The survey also found that the more significant the decarbonisation commitment of a company, the more likely that emissions targets are part of the corporate strategy and tied to CEO compensation. Of companies where CEOs said they have science-aligned net-zero commitments, 70% include emissions targets in the corporate strategy (compared to 44% of companies whose commitments are not science-aligned and 9% of those with no net-zero or carbon-neutral commitment) and one-third of those with, or progressing toward, science-aligned net-zero commitments tie emissions to CEO compensation, compared to just 1% of companies with no net-zero or carbon-neutral commitment.
Moritz concluded: “Through 25 years of the Global CEO Survey, we’ve seen CEOs tackle challenges from the bursting of the dot-com bubble to the global financial crisis. Today, new challenges with the global pandemic and climate change are testing CEOs like never before.
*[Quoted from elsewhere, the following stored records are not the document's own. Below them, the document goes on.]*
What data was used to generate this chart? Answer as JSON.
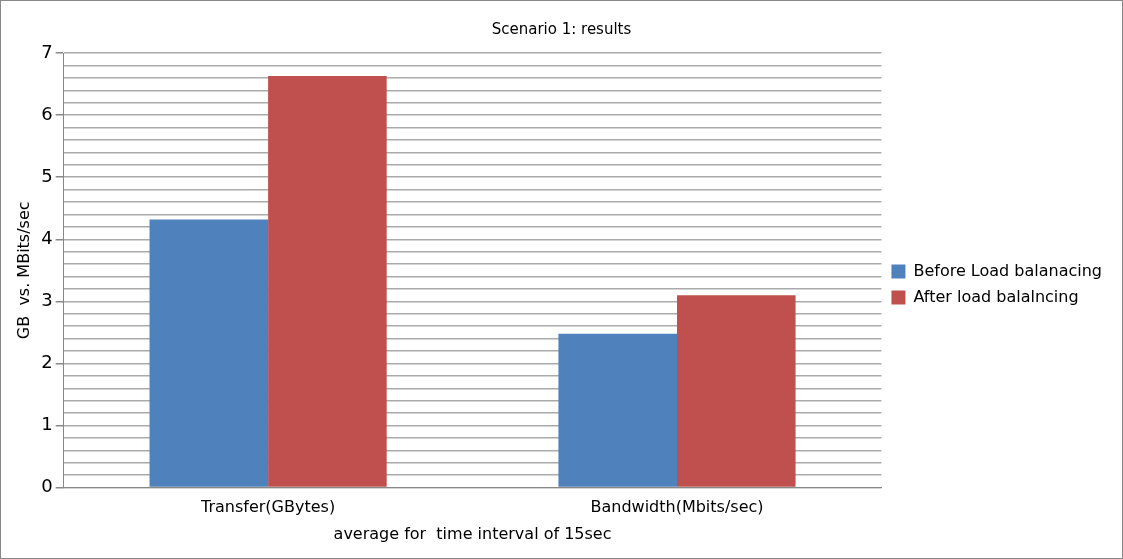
{
  "chart_data": {
    "type": "bar",
    "title": "Scenario 1: results",
    "xlabel": "average for  time interval of 15sec",
    "ylabel": "GB  vs. MBits/sec",
    "categories": [
      "Transfer(GBytes)",
      "Bandwidth(Mbits/sec)"
    ],
    "series": [
      {
        "name": "Before Load balanacing",
        "color": "#4f81bd",
        "values": [
          4.32,
          2.48
        ]
      },
      {
        "name": "After load balalncing",
        "color": "#c0504d",
        "values": [
          6.63,
          3.1
        ]
      }
    ],
    "ylim": [
      0,
      7
    ],
    "yticks": [
      0,
      {
        "value": 0.2,
        "label": null
      },
      {
        "value": 0.4,
        "label": null
      },
      {
        "value": 0.6,
        "label": null
      },
      {
        "value": 0.8,
        "label": null
      },
      1,
      {
        "value": 1.2,
        "label": null
      },
      {
        "value": 1.4,
        "label": null
      },
      {
        "value": 1.6,
        "label": null
      },
      {
        "value": 1.8,
        "label": null
      },
      2,
      {
        "value": 2.2,
        "label": null
      },
      {
        "value": 2.4,
        "label": null
      },
      {
        "value": 2.6,
        "label": null
      },
      {
        "value": 2.8,
        "label": null
      },
      3,
      {
        "value": 3.2,
        "label": null
      },
      {
        "value": 3.4,
        "label": null
      },
      {
        "value": 3.6,
        "label": null
      },
      {
        "value": 3.8,
        "label": null
      },
      4,
      {
        "value": 4.2,
        "label": null
      },
      {
        "value": 4.4,
        "label": null
      },
      {
        "value": 4.6,
        "label": null
      },
      {
        "value": 4.8,
        "label": null
      },
      5,
      {
        "value": 5.2,
        "label": null
      },
      {
        "value": 5.4,
        "label": null
      },
      {
        "value": 5.6,
        "label": null
      },
      {
        "value": 5.8,
        "label": null
      },
      6,
      {
        "value": 6.2,
        "label": null
      },
      {
        "value": 6.4,
        "label": null
      },
      {
        "value": 6.6,
        "label": null
      },
      {
        "value": 6.8,
        "label": null
      },
      7
    ],
    "grid": "y",
    "legend": "right"
  }
}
Yet, no matter the issue or year, one constant we see is the fundamental importance of establishing trust.
This year, trust appears linked to everything from CEOs' confidence in growing revenues to whether their organisation has made a net-zero commitment. Looking ahead, while there will certainly be unpredictable circumstances and challenges over the next 25 years, we believe companies built on a strong foundation of trust will be fortified and their CEOs best positioned to deliver sustained outcomes that contribute to long-term success.”
Shango concluded: “During the past year, a number of businesses in Africa have announced net-zero targets and increasingly, companies in Africa are expected to produce emissions-reduction targets as well as climate transition plans, and to conduct climate-risk assessments. Implementing well-designed strategies for managing identified risks and vulnerabilities, and reducing emissions in line with science-based targets, can help Africa’s businesses to manage change. These efforts have many benefits: building trust among a wide array of stakeholders, improving competitiveness, delivering value and sustained outcomes and inspiring people, communities and governments to make a difference."